Au lendemain d’un va-et-vient confus dans lequel le bureau du Premier ministre avait démenti que Benjamin Netanyahu était revenu sur son soutien de principe à une solution à deux Etats et qu’il avait d’autre part écarté toute cession de territoire aux Palestiniens, la porte-parole du Département d’Etat, Jen Psaki, a déclaré que « l’engagement des États-Unis à parvenir à une fin du conflit israélo-palestinien à travers une solution négociée à deux Etats demeurait fort » et que les Etats-Unis « comptent avoir des partenaires israélien et palestinien qui soient également engagés à atteindre cet objectif ».

Poussée à commenter les propos attribués à Netanyahu qui semblaient indiquer que la création d’un Etat palestinien ne serait plus « pertinente » dans le climat actuel au Moyen-Orient, Psaki a déclaré : « Beaucoup de choses sont dites pendant les campagnes électorales.
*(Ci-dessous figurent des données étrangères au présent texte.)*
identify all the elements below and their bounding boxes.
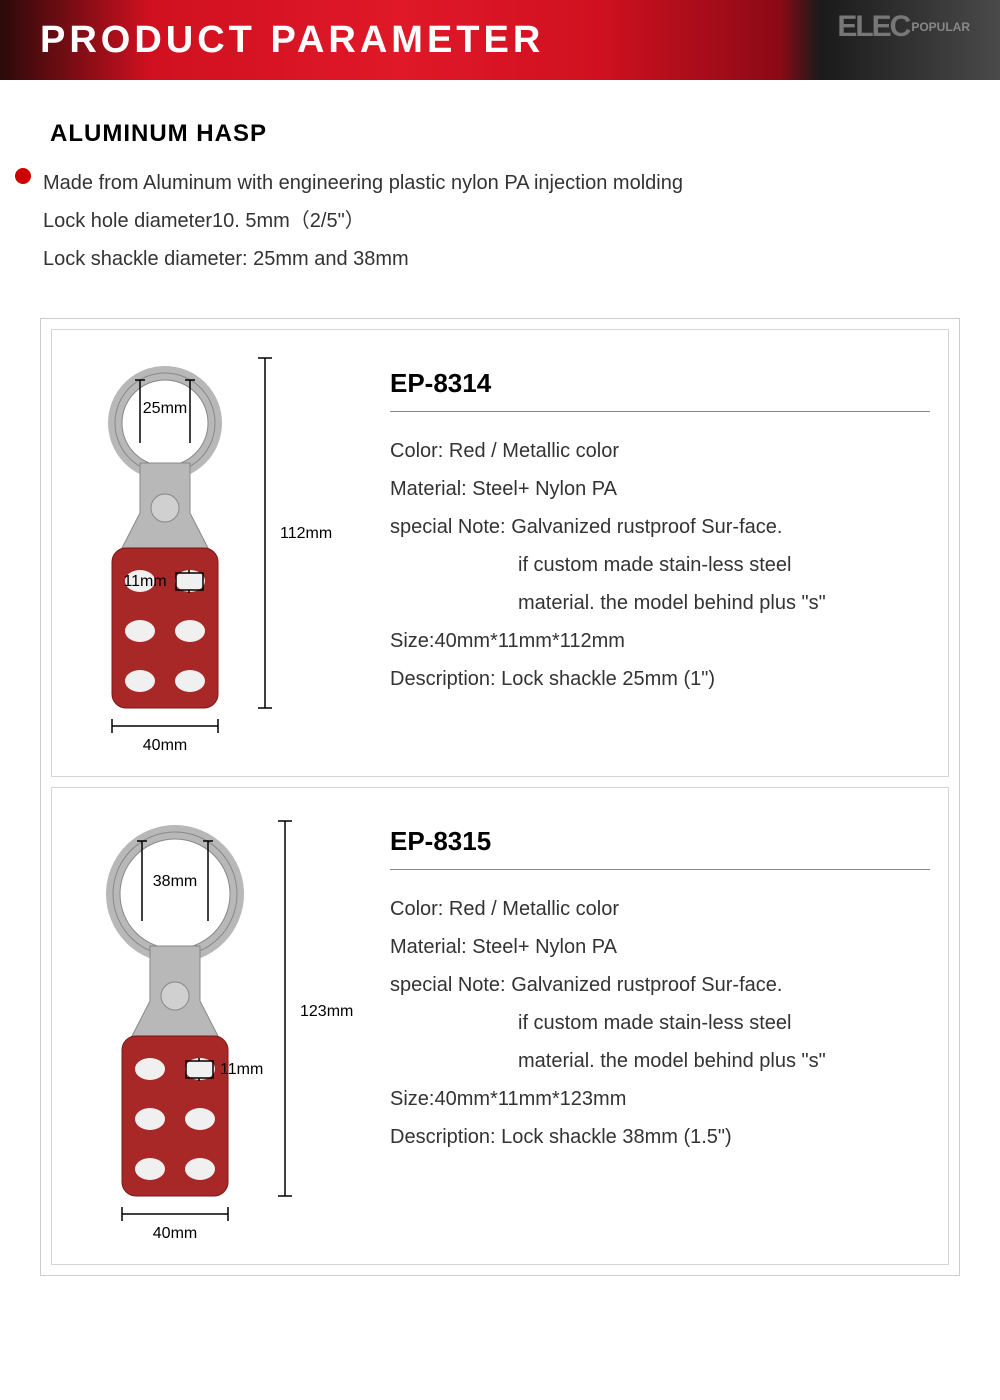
spec-description: Description: Lock shackle 25mm (1") (390, 660, 930, 698)
spec-note: special Note: Galvanized rustproof Sur-f… (390, 966, 930, 1004)
model-divider (390, 411, 930, 412)
bullet-icon (15, 168, 31, 184)
spec-material: Material: Steel+ Nylon PA (390, 470, 930, 508)
products-container: 25mm 11mm 112mm 40mm EP-8314 Col (40, 318, 960, 1276)
intro-text-block: Made from Aluminum with engineering plas… (43, 164, 683, 278)
intro-line-3: Lock shackle diameter: 25mm and 38mm (43, 240, 683, 278)
spec-color: Color: Red / Metallic color (390, 890, 930, 928)
dim-thickness-label: 11mm (123, 573, 166, 590)
dim-thickness-label: 11mm (220, 1061, 263, 1078)
model-name: EP-8314 (390, 368, 930, 399)
product-details: EP-8315 Color: Red / Metallic color Mate… (390, 806, 930, 1246)
intro-bullet-row: Made from Aluminum with engineering plas… (50, 164, 950, 278)
product-category-title: ALUMINUM HASP (50, 120, 950, 148)
product-diagram: 38mm 11mm 123mm 40mm (70, 806, 360, 1246)
spec-note-2: if custom made stain-less steel (390, 546, 930, 584)
intro-section: ALUMINUM HASP Made from Aluminum with en… (0, 80, 1000, 318)
brand-logo: ELEC POPULAR (837, 10, 970, 44)
spec-note-3: material. the model behind plus "s" (390, 584, 930, 622)
dim-shackle-label: 25mm (143, 400, 187, 417)
spec-description: Description: Lock shackle 38mm (1.5") (390, 1118, 930, 1156)
spec-material: Material: Steel+ Nylon PA (390, 928, 930, 966)
dim-height-label: 123mm (300, 1003, 353, 1020)
spec-size: Size:40mm*11mm*123mm (390, 1080, 930, 1118)
spec-note-3: material. the model behind plus "s" (390, 1042, 930, 1080)
model-name: EP-8315 (390, 826, 930, 857)
header-title: PRODUCT PARAMETER (40, 19, 544, 62)
header-banner: PRODUCT PARAMETER ELEC POPULAR (0, 0, 1000, 80)
dim-width-label: 40mm (153, 1225, 197, 1242)
model-divider (390, 869, 930, 870)
product-diagram: 25mm 11mm 112mm 40mm (70, 348, 360, 758)
spec-color: Color: Red / Metallic color (390, 432, 930, 470)
dim-shackle-label: 38mm (153, 873, 197, 890)
logo-right: POPULAR (911, 20, 970, 34)
logo-left: ELEC (837, 10, 909, 44)
dim-width-label: 40mm (143, 737, 187, 754)
dim-height-label: 112mm (280, 525, 332, 542)
spec-note-2: if custom made stain-less steel (390, 1004, 930, 1042)
intro-line-1: Made from Aluminum with engineering plas… (43, 164, 683, 202)
product-card: 38mm 11mm 123mm 40mm EP-8315 Col (51, 787, 949, 1265)
spec-size: Size:40mm*11mm*112mm (390, 622, 930, 660)
intro-line-2: Lock hole diameter10. 5mm（2/5"） (43, 202, 683, 240)
hasp-diagram-svg: 25mm 11mm 112mm 40mm (70, 348, 360, 758)
product-card: 25mm 11mm 112mm 40mm EP-8314 Col (51, 329, 949, 777)
spec-note: special Note: Galvanized rustproof Sur-f… (390, 508, 930, 546)
hasp-diagram-svg: 38mm 11mm 123mm 40mm (70, 806, 360, 1246)
product-details: EP-8314 Color: Red / Metallic color Mate… (390, 348, 930, 758)
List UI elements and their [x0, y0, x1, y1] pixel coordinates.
Nous attendons de voir ce que sera la politique du prochain gouvernement israélien. »

Psaki a refusé de commenter l’article paru récemment dans Yedioth Ahronoth qui évoquait un document prétendument rédigé par les responsables israéliens mentionnant des présumées concessions du Premier ministre aux Palestiniens.

Selon le document, Netanyahu aurait accepté de négocier un accord de paix sur la base des frontières de 1967, avec des échanges de territoires, de reconnaître les aspirations des Palestiniens à Jérusalem-Est, d’évacuer des colons de la Cisjordanie et de permettre à ceux qui le souhaitaient de rester sous contrôle palestinien.

« Je n’ai pas l’intention d’intervenir dans la politique intérieure israélienne », a déclaré Psaki.